Baca juga: Ketua DPRD HSS harapkan Marnit Patroli Bangkau tingkatkan kamtibmas

“Ranperda kita harapkan dapat memacu kemajuan ekonomi dan penyediaan infrastruktur yang merata, tidak hanya berpusat di perkotaan tetapi juga menjangkau wilayah pedesaan,” ujarnya.

Sementara itu, Jubir Fraksi Nasdem Rodi Maulidi, menekankan pentingnya penegakan sanksi tegas terhadap setiap pelanggaran pemanfaatan tata ruang sesuai ketentuan perundang-undangan, dan ketegasan diperlukan demi terciptanya ketertiban ruang di Kabupaten HSS.

Dari aspek keselarasan kebijakan, Jubir Fraksi Golkar Yoga Lesmana, meminta agar Raperda RTRW disinkronkan dengan Rencana Pembangunan Jangka Panjang Daerah (RPJPD) 2025-2045.

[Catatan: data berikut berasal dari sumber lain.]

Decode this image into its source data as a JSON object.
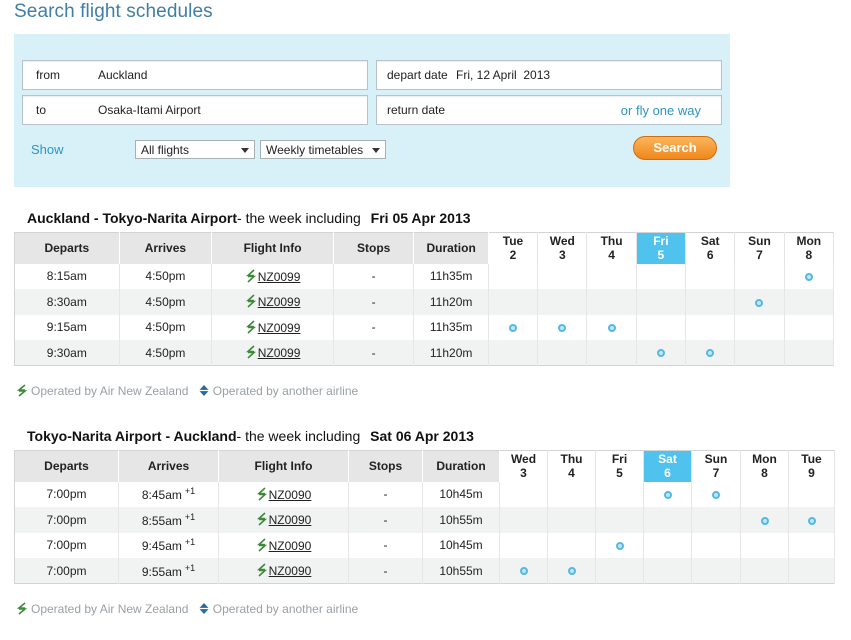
{
  "page": {
    "title": "Search flight schedules"
  },
  "search": {
    "from_label": "from",
    "from_value": "Auckland",
    "to_label": "to",
    "to_value": "Osaka-Itami Airport",
    "depart_label": "depart date",
    "depart_value": "Fri, 12 April  2013",
    "return_label": "return date",
    "fly_one_way": "or fly one way",
    "show_label": "Show",
    "filter_select": "All flights",
    "timetable_select": "Weekly timetables",
    "search_button": "Search"
  },
  "legend": {
    "air_nz": "Operated by Air New Zealand",
    "other": "Operated by another airline"
  },
  "colors": {
    "accent": "#4fc2ee",
    "link": "#2d95c4",
    "button": "#f0861a",
    "panel": "#d8f0f8"
  },
  "sections": [
    {
      "route": "Auckland - Tokyo-Narita Airport",
      "note": "- the week including",
      "week_date": "Fri 05 Apr 2013",
      "headers": [
        "Departs",
        "Arrives",
        "Flight Info",
        "Stops",
        "Duration"
      ],
      "days": [
        {
          "name": "Tue",
          "num": "2"
        },
        {
          "name": "Wed",
          "num": "3"
        },
        {
          "name": "Thu",
          "num": "4"
        },
        {
          "name": "Fri",
          "num": "5",
          "highlight": true
        },
        {
          "name": "Sat",
          "num": "6"
        },
        {
          "name": "Sun",
          "num": "7"
        },
        {
          "name": "Mon",
          "num": "8"
        }
      ],
      "rows": [
        {
          "departs": "8:15am",
          "arrives": "4:50pm",
          "plus": "",
          "flight": "NZ0099",
          "stops": "-",
          "duration": "11h35m",
          "days": [
            false,
            false,
            false,
            false,
            false,
            false,
            true
          ]
        },
        {
          "departs": "8:30am",
          "arrives": "4:50pm",
          "plus": "",
          "flight": "NZ0099",
          "stops": "-",
          "duration": "11h20m",
          "days": [
            false,
            false,
            false,
            false,
            false,
            true,
            false
          ]
        },
        {
          "departs": "9:15am",
          "arrives": "4:50pm",
          "plus": "",
          "flight": "NZ0099",
          "stops": "-",
          "duration": "11h35m",
          "days": [
            true,
            true,
            true,
            false,
            false,
            false,
            false
          ]
        },
        {
          "departs": "9:30am",
          "arrives": "4:50pm",
          "plus": "",
          "flight": "NZ0099",
          "stops": "-",
          "duration": "11h20m",
          "days": [
            false,
            false,
            false,
            true,
            true,
            false,
            false
          ]
        }
      ]
    },
    {
      "route": "Tokyo-Narita Airport - Auckland",
      "note": "- the week including",
      "week_date": "Sat 06 Apr 2013",
      "headers": [
        "Departs",
        "Arrives",
        "Flight Info",
        "Stops",
        "Duration"
      ],
      "days": [
        {
          "name": "Wed",
          "num": "3"
        },
        {
          "name": "Thu",
          "num": "4"
        },
        {
          "name": "Fri",
          "num": "5"
        },
        {
          "name": "Sat",
          "num": "6",
          "highlight": true
        },
        {
          "name": "Sun",
          "num": "7"
        },
        {
          "name": "Mon",
          "num": "8"
        },
        {
          "name": "Tue",
          "num": "9"
        }
      ],
      "rows": [
        {
          "departs": "7:00pm",
          "arrives": "8:45am",
          "plus": "+1",
          "flight": "NZ0090",
          "stops": "-",
          "duration": "10h45m",
          "days": [
            false,
            false,
            false,
            true,
            true,
            false,
            false
          ]
        },
        {
          "departs": "7:00pm",
          "arrives": "8:55am",
          "plus": "+1",
          "flight": "NZ0090",
          "stops": "-",
          "duration": "10h55m",
          "days": [
            false,
            false,
            false,
            false,
            false,
            true,
            true
          ]
        },
        {
          "departs": "7:00pm",
          "arrives": "9:45am",
          "plus": "+1",
          "flight": "NZ0090",
          "stops": "-",
          "duration": "10h45m",
          "days": [
            false,
            false,
            true,
            false,
            false,
            false,
            false
          ]
        },
        {
          "departs": "7:00pm",
          "arrives": "9:55am",
          "plus": "+1",
          "flight": "NZ0090",
          "stops": "-",
          "duration": "10h55m",
          "days": [
            true,
            true,
            false,
            false,
            false,
            false,
            false
          ]
        }
      ]
    }
  ]
}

“Penyelarasan ini penting, untuk mengurangi ketimpangan pembangunan di daerah,” katanya.

Mewakili Fraksi PKB Rahmad Iriadi, mengingatkan pihak eksekutif agar dalam pembentukan Perda tetap memprioritaskan aspek lingkungan hidup, dan pihaknya berharap regulasi ini memberikan kepastian hukum yang komprehensif.

Baca juga: DPRD HSS rapat paripurna lanjutan bahas Raperda RTRW

Dukungan serupa datang dari Fraksi PDI Perjuangan, Jubir Muhammad Rizali, menyampaikan fraksinya meminta eksekutif memperhatikan daya tampung, dan daya dukung lahan yang disesuaikan dengan Rencana Pembangunan Jangka Menengah Daerah (RPJMD).

Senada itu, Jubir Fraksi Gerindra Mutya Silava, menyatakan kesiapan pihaknya untuk membahas Raperda ini ke tingkat selanjutnya, sesuai mekanisme yang berlaku, serta agar aturan ini menjadi panduan pembangunan yang terarah dan berkelanjutan.

Terakhir, dari Jubir Fraksi PPP-Gelora Juni, menyampaikan supaya penataan ruang dilakukan secara transparan, partisipatif, dan efektif.

"Hal ini kita perlukan supaya hasil akhir dari kebijakan ini mampu menciptakan ruang yang aman, serta nyaman bagi seluruh masyarakat Kabupaten HSS," ucapnya.